No doubt there’s a work ethic problem. How’s that saying go - Hard times create strong men, strong men create good times, good times create weak men, and weak men create hard times.
 
This is what happens when high school counselors push kids towards racking up hundreds of thousands of dollars in school loans for a degree in gender studies. I love Mike Rowe's message. He does a lot of work in bringing awareness to trade school and the high demand and salaries associated with such jobs.
Mike Rowe has a couple really good videos addressing workplace safety. Brings up a lot of great points.
 
I just dumped a vendor of 8 years. They are short-staffed. I offered to pay overtime if they got enough volunteers to work the weekend. Any weekend. I was told 23 weeks to replenish when 3 weeks was the norm. They want to fill the openings that were let go during Covid but those guys moved on so are having to hire and train. But, they want to pay pre-Covid wages so have lots of openings. Sales are about 90% of pre-Covid. Staffing on the production floor is under 60% of pre-Covid. The VP of Sales is almost certainly going to lose his job. I am not the only customer to walk to a competitor that adjusted to the new normal.
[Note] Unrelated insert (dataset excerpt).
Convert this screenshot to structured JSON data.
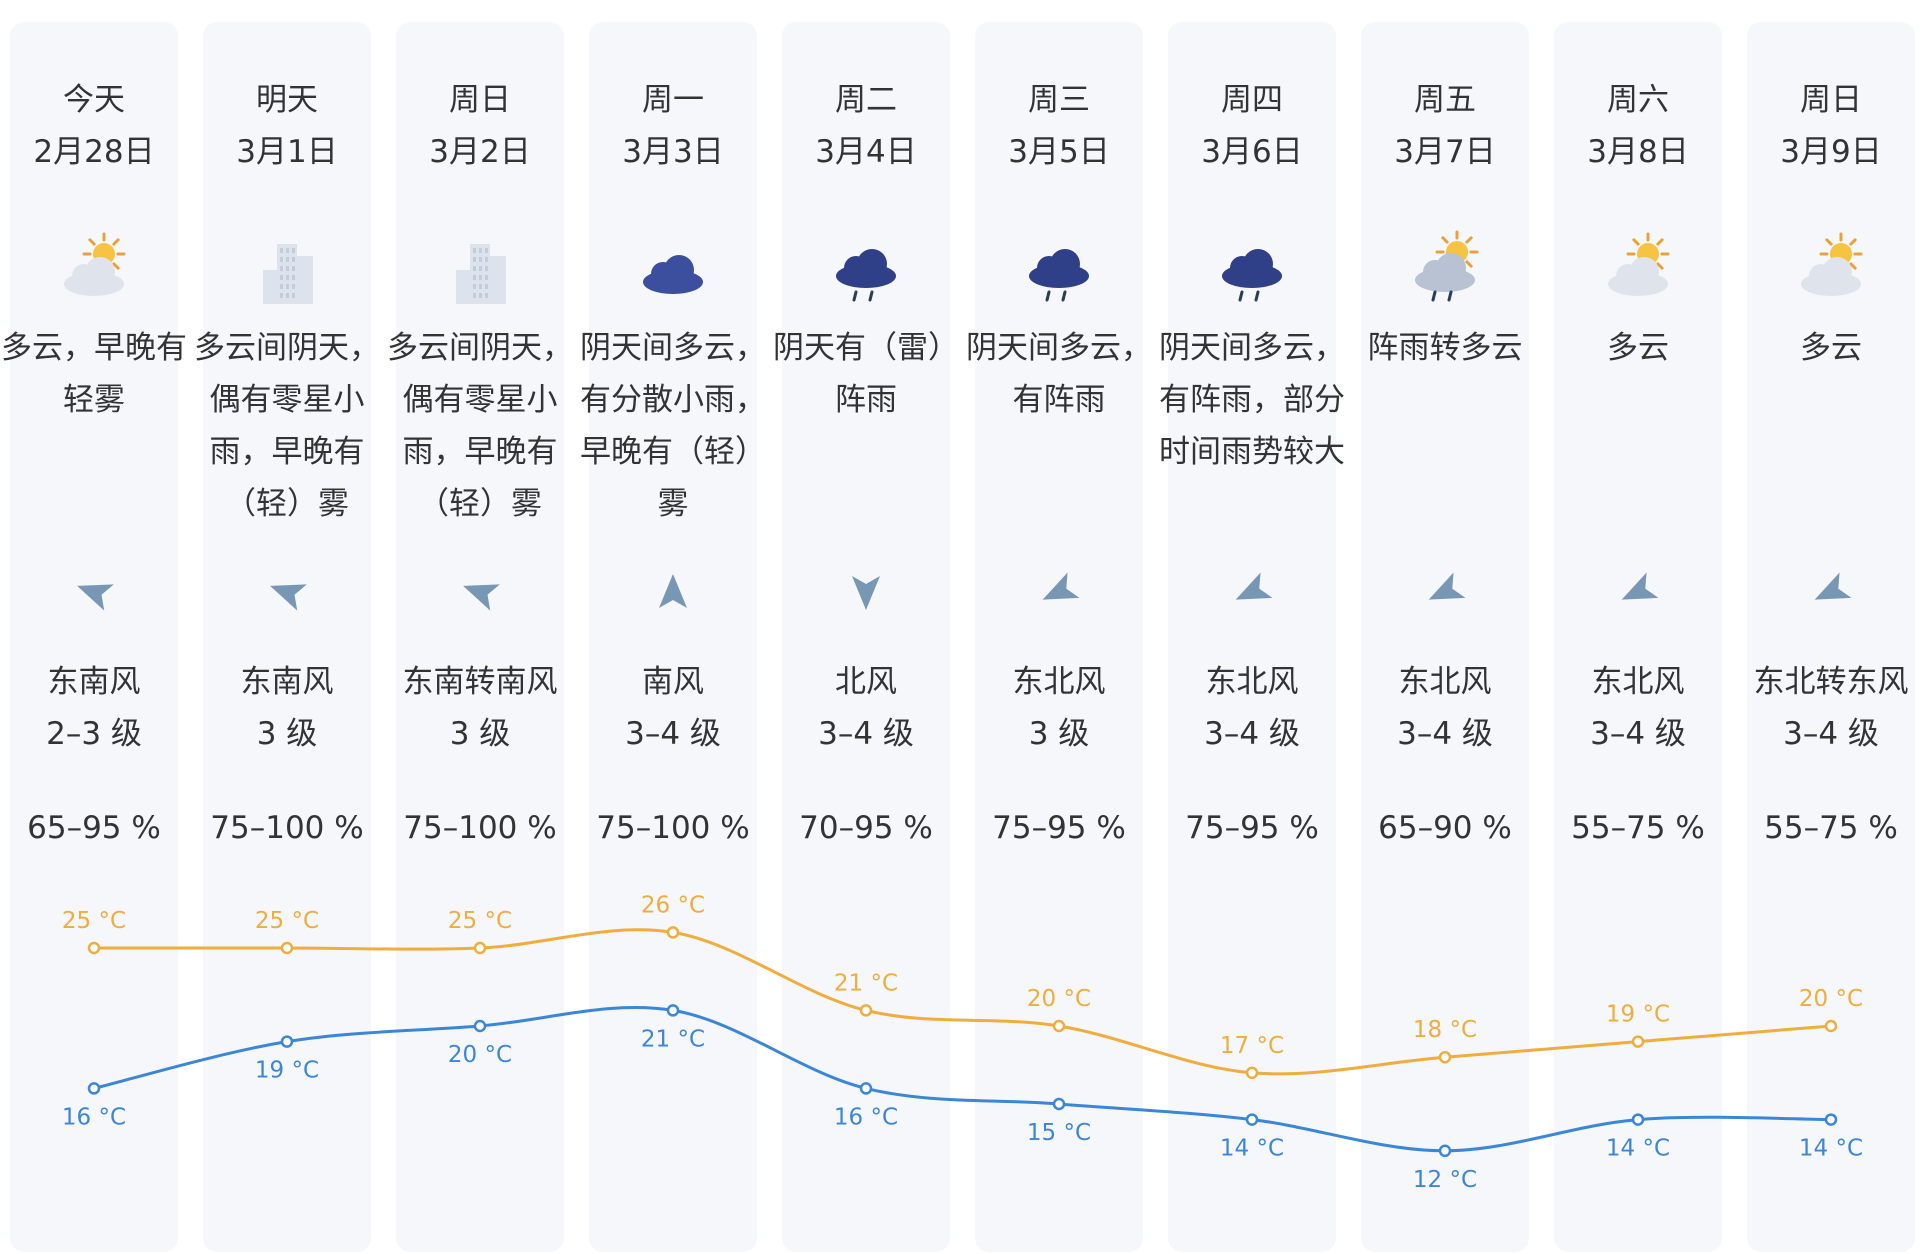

So, they are saving money on the CAD monkey types and going to jettison the senior guy that has poor judgement, does not have his finger in the wind and is not very persuasive about why wages should rise. A lot of knowledge is gone from that company and few veterans to train newbies. I suppose the frozen wage will work as once they lose enough customers they will have the right amount of employees to meet the collapsed demand.
There's a difference between how you run a company and how you handle Covid. I was talking about the former, you clearly the latter.